А пережить своего ребенка — это совсем другое ощущение Ты никогда с этим не смиришься. И во мне теперь навсегда есть кусок вечной мерзлоты. Чисто из эгоистических соображений могу сказать, что, если тому суждено было случиться, я рад, что это случилось тогда. Когда он был слишком мал, чтобы даже к кому-то привязаться. Теперь не проходит недели, чтобы он не напоминал о себе внутри меня. В моей жизни не хватает одного мальчика. Кто знает, может быть, он заткнул бы отца за пояс. Я написал в записной книжке, когда работал над этой книгой: «Время от времени Тара вторгается в мои мысли. Мой сын. Ему бы сейчас было за тридцать». Тара живет внутри меня. Но я даже не знаю, где этот бедный пацан похоронен, если вообще его похоронили.

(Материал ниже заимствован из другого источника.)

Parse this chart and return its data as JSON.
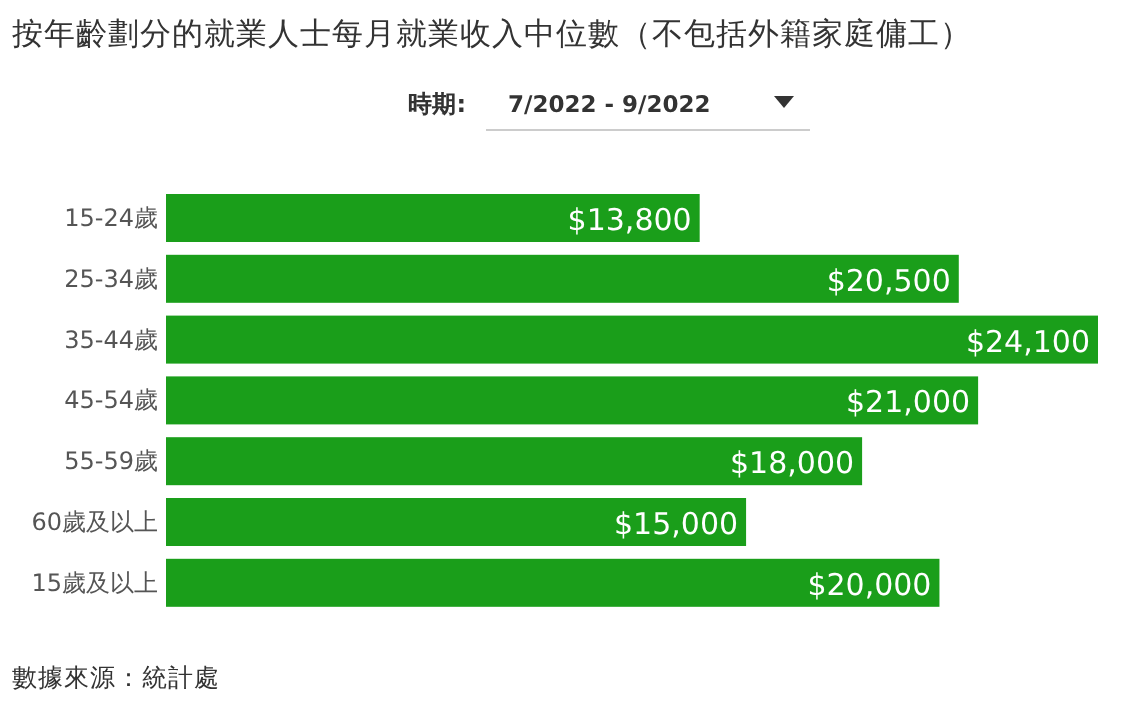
{
  "chart_data": {
    "type": "bar",
    "orientation": "horizontal",
    "title": "按年齡劃分的就業人士每月就業收入中位數（不包括外籍家庭傭工）",
    "subtitle": "時期:",
    "categories": [
      "15-24歲",
      "25-34歲",
      "35-44歲",
      "45-54歲",
      "55-59歲",
      "60歲及以上",
      "15歲及以上"
    ],
    "values": [
      13800,
      20500,
      24100,
      21000,
      18000,
      15000,
      20000
    ],
    "value_labels": [
      "$13,800",
      "$20,500",
      "$24,100",
      "$21,000",
      "$18,000",
      "$15,000",
      "$20,000"
    ],
    "color": "#1a9e1a",
    "annotations": [
      "7/2022 - 9/2022",
      "數據來源：統計處"
    ]
  }
}
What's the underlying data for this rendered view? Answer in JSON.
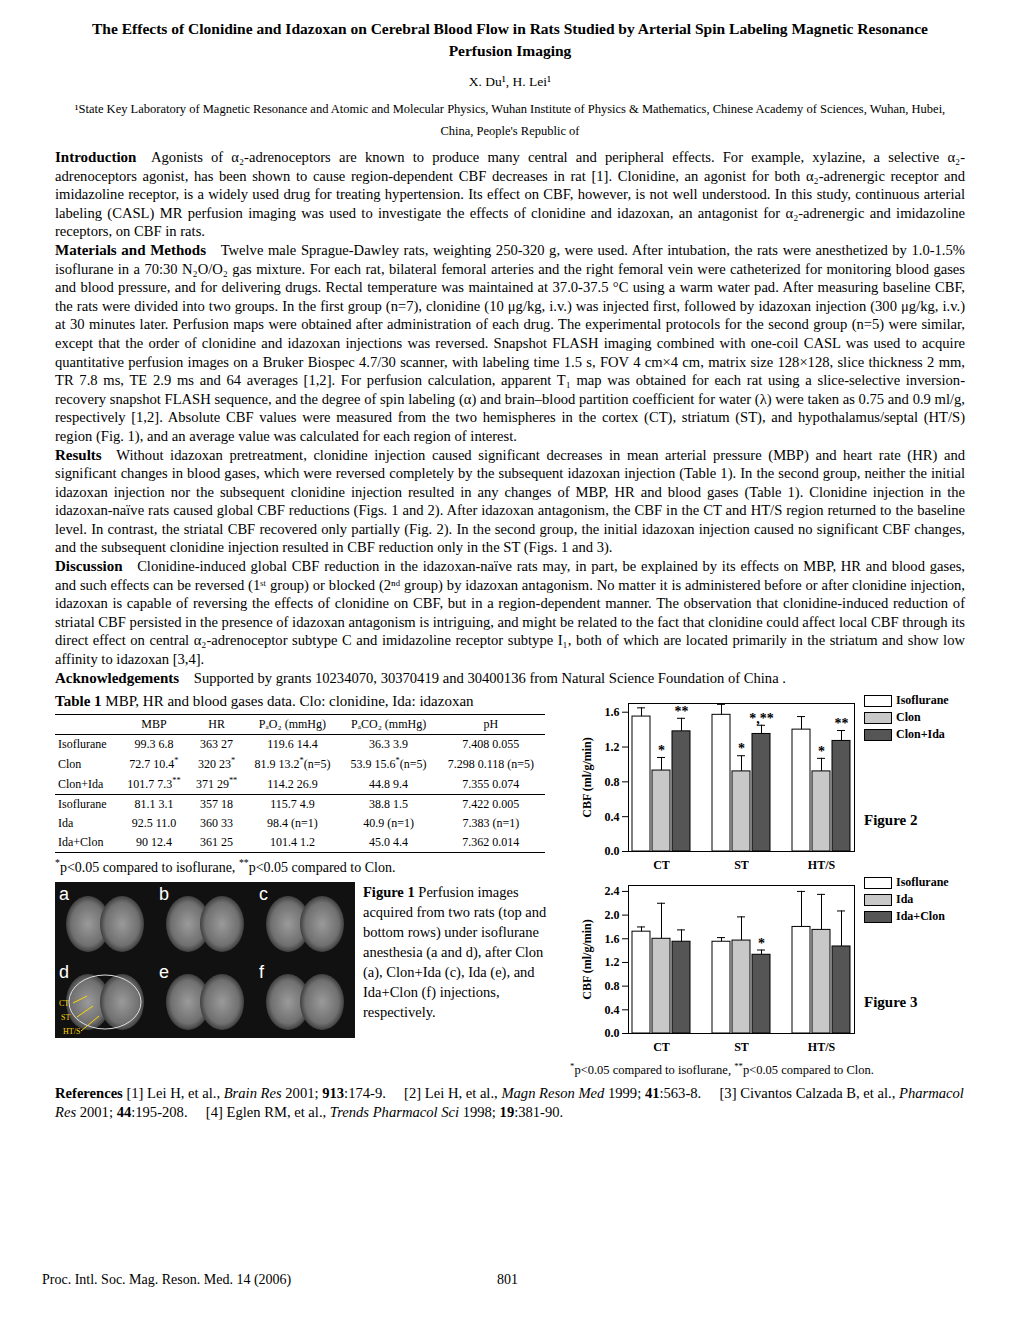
{
  "title": "The Effects of Clonidine and Idazoxan on Cerebral Blood Flow in Rats Studied by Arterial Spin Labeling Magnetic Resonance Perfusion Imaging",
  "authors": "X. Du¹, H. Lei¹",
  "affiliation": "¹State Key Laboratory of Magnetic Resonance and Atomic and Molecular Physics, Wuhan Institute of Physics & Mathematics, Chinese Academy of Sciences, Wuhan, Hubei, China, People's Republic of",
  "sections": [
    {
      "heading": "Introduction",
      "text": "Agonists of α₂-adrenoceptors are known to produce many central and peripheral effects. For example, xylazine, a selective α₂-adrenoceptors agonist, has been shown to cause region-dependent CBF decreases in rat [1]. Clonidine, an agonist for both α₂-adrenergic receptor and imidazoline receptor, is a widely used drug for treating hypertension. Its effect on CBF, however, is not well understood. In this study, continuous arterial labeling (CASL) MR perfusion imaging was used to investigate the effects of clonidine and idazoxan, an antagonist for α₂-adrenergic and imidazoline receptors, on CBF in rats."
    },
    {
      "heading": "Materials and Methods",
      "text": "Twelve male Sprague-Dawley rats, weighting 250-320 g, were used. After intubation, the rats were anesthetized by 1.0-1.5% isoflurane in a 70:30 N₂O/O₂ gas mixture. For each rat, bilateral femoral arteries and the right femoral vein were catheterized for monitoring blood gases and blood pressure, and for delivering drugs. Rectal temperature was maintained at 37.0-37.5 °C using a warm water pad. After measuring baseline CBF, the rats were divided into two groups. In the first group (n=7), clonidine (10 μg/kg, i.v.) was injected first, followed by idazoxan injection (300 μg/kg, i.v.) at 30 minutes later. Perfusion maps were obtained after administration of each drug. The experimental protocols for the second group (n=5) were similar, except that the order of clonidine and idazoxan injections was reversed. Snapshot FLASH imaging combined with one-coil CASL was used to acquire quantitative perfusion images on a Bruker Biospec 4.7/30 scanner, with labeling time 1.5 s, FOV 4 cm×4 cm, matrix size 128×128, slice thickness 2 mm, TR 7.8 ms, TE 2.9 ms and 64 averages [1,2]. For perfusion calculation, apparent T₁ map was obtained for each rat using a slice-selective inversion-recovery snapshot FLASH sequence, and the degree of spin labeling (α) and brain–blood partition coefficient for water (λ) were taken as 0.75 and 0.9 ml/g, respectively [1,2]. Absolute CBF values were measured from the two hemispheres in the cortex (CT), striatum (ST), and hypothalamus/septal (HT/S) region (Fig. 1), and an average value was calculated for each region of interest."
    },
    {
      "heading": "Results",
      "text": "Without idazoxan pretreatment, clonidine injection caused significant decreases in mean arterial pressure (MBP) and heart rate (HR) and significant changes in blood gases, which were reversed completely by the subsequent idazoxan injection (Table 1). In the second group, neither the initial idazoxan injection nor the subsequent clonidine injection resulted in any changes of MBP, HR and blood gases (Table 1). Clonidine injection in the idazoxan-naïve rats caused global CBF reductions (Figs. 1 and 2). After idazoxan antagonism, the CBF in the CT and HT/S region returned to the baseline level. In contrast, the striatal CBF recovered only partially (Fig. 2). In the second group, the initial idazoxan injection caused no significant CBF changes, and the subsequent clonidine injection resulted in CBF reduction only in the ST (Figs. 1 and 3)."
    },
    {
      "heading": "Discussion",
      "text": "Clonidine-induced global CBF reduction in the idazoxan-naïve rats may, in part, be explained by its effects on MBP, HR and blood gases, and such effects can be reversed (1ˢᵗ group) or blocked (2ⁿᵈ group) by idazoxan antagonism. No matter it is administered before or after clonidine injection, idazoxan is capable of reversing the effects of clonidine on CBF, but in a region-dependent manner. The observation that clonidine-induced reduction of striatal CBF persisted in the presence of idazoxan antagonism is intriguing, and might be related to the fact that clonidine could affect local CBF through its direct effect on central α₂-adrenoceptor subtype C and imidazoline receptor subtype I₁, both of which are located primarily in the striatum and show low affinity to idazoxan [3,4]."
    },
    {
      "heading": "Acknowledgements",
      "text": "Supported by grants 10234070, 30370419 and 30400136 from Natural Science Foundation of China ."
    }
  ],
  "table": {
    "label": "Table 1",
    "caption": "MBP, HR and blood gases data. Clo: clonidine, Ida: idazoxan",
    "header": [
      null,
      "MBP",
      "HR",
      "PₐO₂ (mmHg)",
      "PₐCO₂ (mmHg)",
      "pH"
    ],
    "groups": [
      [
        [
          "Isoflurane",
          "99.3 6.8",
          "363 27",
          "119.6 14.4",
          "36.3 3.9",
          "7.408 0.055"
        ],
        [
          "Clon",
          "72.7 10.4*",
          "320 23*",
          "81.9 13.2*(n=5)",
          "53.9 15.6*(n=5)",
          "7.298 0.118 (n=5)"
        ],
        [
          "Clon+Ida",
          "101.7 7.3**",
          "371 29**",
          "114.2 26.9",
          "44.8 9.4",
          "7.355 0.074"
        ]
      ],
      [
        [
          "Isoflurane",
          "81.1 3.1",
          "357 18",
          "115.7 4.9",
          "38.8 1.5",
          "7.422 0.005"
        ],
        [
          "Ida",
          "92.5 11.0",
          "360 33",
          "98.4 (n=1)",
          "40.9 (n=1)",
          "7.383 (n=1)"
        ],
        [
          "Ida+Clon",
          "90 12.4",
          "361 25",
          "101.4 1.2",
          "45.0 4.4",
          "7.362 0.014"
        ]
      ]
    ],
    "footnote": "*p<0.05 compared to isoflurane, **p<0.05 compared to Clon."
  },
  "figure1": {
    "label": "Figure 1",
    "caption": "Perfusion images acquired from two rats (top and bottom rows) under isoflurane anesthesia (a and d), after Clon (a), Clon+Ida (c), Ida (e), and Ida+Clon (f) injections, respectively.",
    "panels": [
      "a",
      "b",
      "c",
      "d",
      "e",
      "f"
    ],
    "roi_labels": [
      "CT",
      "ST",
      "HT/S"
    ]
  },
  "chart_data": [
    {
      "type": "bar",
      "title": "Figure 2",
      "categories": [
        "CT",
        "ST",
        "HT/S"
      ],
      "ylabel": "CBF (ml/g/min)",
      "ylim": [
        0,
        1.7
      ],
      "yticks": [
        {
          "value": 0,
          "label": "0.0"
        },
        {
          "value": 0.4,
          "label": "0.4"
        },
        {
          "value": 0.8,
          "label": "0.8"
        },
        {
          "value": 1.2,
          "label": "1.2"
        },
        {
          "value": 1.6,
          "label": "1.6"
        }
      ],
      "legend": "top-right",
      "series": [
        {
          "name": "Isoflurane",
          "color": "#ffffff",
          "values": [
            1.55,
            1.57,
            1.4
          ],
          "errors": [
            0.1,
            0.12,
            0.15
          ]
        },
        {
          "name": "Clon",
          "color": "#c8c8c8",
          "values": [
            0.93,
            0.92,
            0.92
          ],
          "errors": [
            0.15,
            0.18,
            0.15
          ]
        },
        {
          "name": "Clon+Ida",
          "color": "#555555",
          "values": [
            1.38,
            1.35,
            1.27
          ],
          "errors": [
            0.15,
            0.1,
            0.12
          ]
        }
      ],
      "annotations": [
        {
          "category": "CT",
          "series": "Clon",
          "text": "*"
        },
        {
          "category": "CT",
          "series": "Clon+Ida",
          "text": "**"
        },
        {
          "category": "ST",
          "series": "Clon",
          "text": "*"
        },
        {
          "category": "ST",
          "series": "Clon+Ida",
          "text": "*,**"
        },
        {
          "category": "HT/S",
          "series": "Clon",
          "text": "*"
        },
        {
          "category": "HT/S",
          "series": "Clon+Ida",
          "text": "**"
        }
      ]
    },
    {
      "type": "bar",
      "title": "Figure 3",
      "categories": [
        "CT",
        "ST",
        "HT/S"
      ],
      "ylabel": "CBF (ml/g/min)",
      "ylim": [
        0,
        2.5
      ],
      "yticks": [
        {
          "value": 0,
          "label": "0.0"
        },
        {
          "value": 0.4,
          "label": "0.4"
        },
        {
          "value": 0.8,
          "label": "0.8"
        },
        {
          "value": 1.2,
          "label": "1.2"
        },
        {
          "value": 1.6,
          "label": "1.6"
        },
        {
          "value": 2,
          "label": "2.0"
        },
        {
          "value": 2.4,
          "label": "2.4"
        }
      ],
      "legend": "top-right",
      "series": [
        {
          "name": "Isoflurane",
          "color": "#ffffff",
          "values": [
            1.72,
            1.55,
            1.8
          ],
          "errors": [
            0.08,
            0.07,
            0.6
          ]
        },
        {
          "name": "Ida",
          "color": "#c8c8c8",
          "values": [
            1.6,
            1.57,
            1.75
          ],
          "errors": [
            0.6,
            0.4,
            0.6
          ]
        },
        {
          "name": "Ida+Clon",
          "color": "#555555",
          "values": [
            1.55,
            1.33,
            1.47
          ],
          "errors": [
            0.2,
            0.08,
            0.6
          ]
        }
      ],
      "annotations": [
        {
          "category": "ST",
          "series": "Ida+Clon",
          "text": "*"
        }
      ]
    }
  ],
  "figure_footnote": "*p<0.05 compared to isoflurane, **p<0.05 compared to Clon.",
  "references_label": "References",
  "references": [
    {
      "n": "[1]",
      "authors": "Lei H, et al.,",
      "journal": "Brain Res",
      "year": "2001;",
      "volume": "913",
      "pages": ":174-9."
    },
    {
      "n": "[2]",
      "authors": "Lei H, et al.,",
      "journal": "Magn Reson Med",
      "year": "1999;",
      "volume": "41",
      "pages": ":563-8."
    },
    {
      "n": "[3]",
      "authors": "Civantos Calzada B, et al.,",
      "journal": "Pharmacol Res",
      "year": "2001;",
      "volume": "44",
      "pages": ":195-208."
    },
    {
      "n": "[4]",
      "authors": "Eglen RM, et al.,",
      "journal": "Trends Pharmacol Sci",
      "year": "1998;",
      "volume": "19",
      "pages": ":381-90."
    }
  ],
  "footer": {
    "left": "Proc. Intl. Soc. Mag. Reson. Med. 14 (2006)",
    "page": "801"
  }
}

В тот же месяц, когда умер Тара, я пригляделся к Аните и понял, что есть только одно место, куда можно отправить Энджелу, пока все это утрясается, — дом моей матери. И, когда мы только начали думать, что надо бы её забрать, она уже как следует обосновалась в Дартфорде под крылышком у Дорис. И я подумал — уж лучше оставить её с моей мамочкой. У девочки теперь спокойная жизнь, хватит с нее этого безумия, пусть растет как нормальный ребенок. И она выросла, причем замечательно выросла. Дорис тогда была на шестом десятке и могла спокойно поднять еще одного ребенка. Когда ей предоставили такую возможность, она за нее ухватилась. Они с Биллом вместе. Я знал, что меня снова будут тягать, и снова, и снова, и какой смысл был воспитывать дочь, зная, что за дверью всегда копы? По крайней мере я знал, что у Энджелы есть убежище в этом моем безумном мире. Энджела оставалась с Дорис следующие двадцать лет. Марлона я держал при себе, ездил с ним до августа, когда кончился тур.